Солнце вот-вот должно было выйти из-за горизонта: чистой розово-перламутровой короной вспухло небо над камышовым ровным простором, простиравшимся далеко влево и вправо. Справа четкой ступенчатой стеной, похожей на лестницу, поднимавшуюся в небо, темнел лес; он еще не просматривался отчетливо, оставаясь в тени. Это и были Медвежьи Горы. Слева густо кучерявился кустарник, а дальше озеро переходило в заболоченный погибший лес: торчали, вздыбившись, обломанные сухостойные стволы, точно там промчался огненный, все опаливший и разрушивший смерч, среди бурелома кое-где лишь зеленели хилые недомерки-сосенки. И даже эта грустная картина вонзившегося в небо сухостоя на болоте не могла разрушить теперешнего состояния Сергеева: в этом весеннем зачинавшемся утре угадывались могучие, неодолимые силы природы, бесконечная, отзывавшаяся сейчас в сердце набатом мощь, слитая в единую гармонию с бесхитростностью и простотой вокруг. И хотя Сергеев видел за свою жизнь множество раз и такое утро, и зарю, поднявшуюся розово-золотой короной, и камыш, и бурелом, и такой же, как здесь, ступенчатый лес, видел не впервые и утиную любовную утеху, но все это, слитое воедино, открывшееся во взаимной связи, было поразительным, отдалось в Сергееве щемяще-мажорным гимном, и ему казалось, усиленный, он выливался и выплескивался наружу, звучал набатом, наполнял и будоражил все вокруг, и Сергеев, переполненный бушевавшей в нем радостью, удивлялся: как же под этим набатом все не пугалось, не взлетало?
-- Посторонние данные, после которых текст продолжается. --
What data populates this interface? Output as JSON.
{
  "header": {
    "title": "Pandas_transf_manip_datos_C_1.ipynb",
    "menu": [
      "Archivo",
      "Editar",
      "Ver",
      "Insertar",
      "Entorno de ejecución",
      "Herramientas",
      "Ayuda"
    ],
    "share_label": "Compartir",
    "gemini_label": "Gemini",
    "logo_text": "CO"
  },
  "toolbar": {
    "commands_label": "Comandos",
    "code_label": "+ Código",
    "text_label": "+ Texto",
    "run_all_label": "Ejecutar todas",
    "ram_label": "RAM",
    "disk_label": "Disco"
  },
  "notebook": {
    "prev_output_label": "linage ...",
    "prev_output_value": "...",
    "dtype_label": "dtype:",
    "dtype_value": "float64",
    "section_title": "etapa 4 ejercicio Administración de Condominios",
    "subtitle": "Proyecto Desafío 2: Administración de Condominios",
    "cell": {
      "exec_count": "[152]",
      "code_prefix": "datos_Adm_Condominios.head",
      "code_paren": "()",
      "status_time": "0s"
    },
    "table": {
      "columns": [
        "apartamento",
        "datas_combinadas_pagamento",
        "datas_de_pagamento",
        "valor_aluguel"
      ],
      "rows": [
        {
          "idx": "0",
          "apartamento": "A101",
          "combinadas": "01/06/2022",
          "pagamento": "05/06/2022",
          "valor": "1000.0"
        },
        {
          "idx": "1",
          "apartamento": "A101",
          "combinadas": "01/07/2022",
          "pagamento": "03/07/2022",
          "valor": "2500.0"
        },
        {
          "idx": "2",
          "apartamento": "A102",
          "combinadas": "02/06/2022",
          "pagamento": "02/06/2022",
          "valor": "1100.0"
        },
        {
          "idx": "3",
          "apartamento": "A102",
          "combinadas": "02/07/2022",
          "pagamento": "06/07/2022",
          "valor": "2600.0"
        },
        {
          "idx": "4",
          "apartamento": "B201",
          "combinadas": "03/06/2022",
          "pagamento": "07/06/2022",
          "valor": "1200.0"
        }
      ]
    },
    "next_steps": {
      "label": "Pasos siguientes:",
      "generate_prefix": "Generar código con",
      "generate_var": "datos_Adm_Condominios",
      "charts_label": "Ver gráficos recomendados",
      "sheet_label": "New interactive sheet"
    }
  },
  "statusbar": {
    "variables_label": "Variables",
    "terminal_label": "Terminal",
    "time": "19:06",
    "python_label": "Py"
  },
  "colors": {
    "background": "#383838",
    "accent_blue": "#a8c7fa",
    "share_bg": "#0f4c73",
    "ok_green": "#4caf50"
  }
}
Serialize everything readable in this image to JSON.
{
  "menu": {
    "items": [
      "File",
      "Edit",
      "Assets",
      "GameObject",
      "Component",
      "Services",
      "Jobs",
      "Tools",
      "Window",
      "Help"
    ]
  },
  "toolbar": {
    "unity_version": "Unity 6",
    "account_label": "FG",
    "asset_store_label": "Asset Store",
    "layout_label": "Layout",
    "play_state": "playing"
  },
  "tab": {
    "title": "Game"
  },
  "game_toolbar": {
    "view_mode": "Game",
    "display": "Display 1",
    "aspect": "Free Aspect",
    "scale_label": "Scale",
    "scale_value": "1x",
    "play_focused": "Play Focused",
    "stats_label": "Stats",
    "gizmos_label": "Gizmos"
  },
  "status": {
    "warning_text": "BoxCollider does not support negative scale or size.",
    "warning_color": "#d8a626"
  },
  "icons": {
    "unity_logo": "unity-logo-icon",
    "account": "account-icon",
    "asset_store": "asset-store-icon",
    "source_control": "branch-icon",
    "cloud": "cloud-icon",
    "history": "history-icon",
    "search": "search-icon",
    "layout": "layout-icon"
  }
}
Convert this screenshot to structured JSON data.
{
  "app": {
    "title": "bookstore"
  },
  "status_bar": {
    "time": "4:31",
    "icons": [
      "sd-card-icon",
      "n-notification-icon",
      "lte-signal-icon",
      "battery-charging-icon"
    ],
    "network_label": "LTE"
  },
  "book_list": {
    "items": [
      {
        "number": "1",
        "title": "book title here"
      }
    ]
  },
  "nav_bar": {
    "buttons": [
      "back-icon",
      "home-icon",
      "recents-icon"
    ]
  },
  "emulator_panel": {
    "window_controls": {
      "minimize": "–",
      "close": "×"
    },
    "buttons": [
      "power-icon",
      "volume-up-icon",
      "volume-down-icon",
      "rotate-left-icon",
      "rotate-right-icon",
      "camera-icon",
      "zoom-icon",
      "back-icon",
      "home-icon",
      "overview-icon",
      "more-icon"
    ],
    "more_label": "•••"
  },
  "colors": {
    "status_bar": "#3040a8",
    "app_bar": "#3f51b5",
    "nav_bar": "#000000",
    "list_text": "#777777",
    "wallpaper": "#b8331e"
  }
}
Он в эти минуты одновременно существовал как бы и в реальном мире, и вне его, не отдавая себе отчета, что набат ему лишь чудился, жил только в нем, что мажорный, все заполняющий гимн рождался лишь в его душе. Завороженный, весь сжавшийся, Сергеев сидел в засидке не шелохнувшись, почти не дыша, боясь сделать малейшее движение, ноги у него занемели, затекли.
Совсем уже рассвело. Из-за кромки горизонта как-то мгновенно выплыла огненная краюха, будто выдавилась, облив все тотчас золотисто-огненным светом, спалив в бездымном пламени султанчатые макушки прошлогоднего сухого камыша. Сразу вокруг изменились краски: темной чистой зеленью проступил ступенчатый лес на Медвежьей Горе, светло-изумрудным шелком выткался отлогий откос берега, даже камышовое белесое поле, простиравшееся влево к самому болоту, теперь было оранжевым, веселым, и небо будто отодвинулось, поднялось над землей, налившись глубокой, бездонной голубизной… И Сергеев, как бы слившись со всем этим, ощущая себя частицей всего окружающего, чувствовал, как будоражащая бражность вливалась в него сотнями тонких звенящих струй, наполняя все клетки, поры упружистой призывной силой. И она, эта сила, точно выжимала к горлу теплые щекочущие волны. Сергеев то и дело сглатывал накатывающиеся комки, глаза застилала прозрачная, точно слюдяная, пленка, сам того не замечая, шевеля губами, почти вслух, горячительно, растроганно думал: «Какая же красота! Какая радость и счастье быть человеком, видеть и ощущать все это, быть причастным к природе, чувствовать, что ты частица ее, единая, неотторжимая, ты во всем этом, во всем! И все оно в тебе. Да-да! Вечная удивительная жизнь!»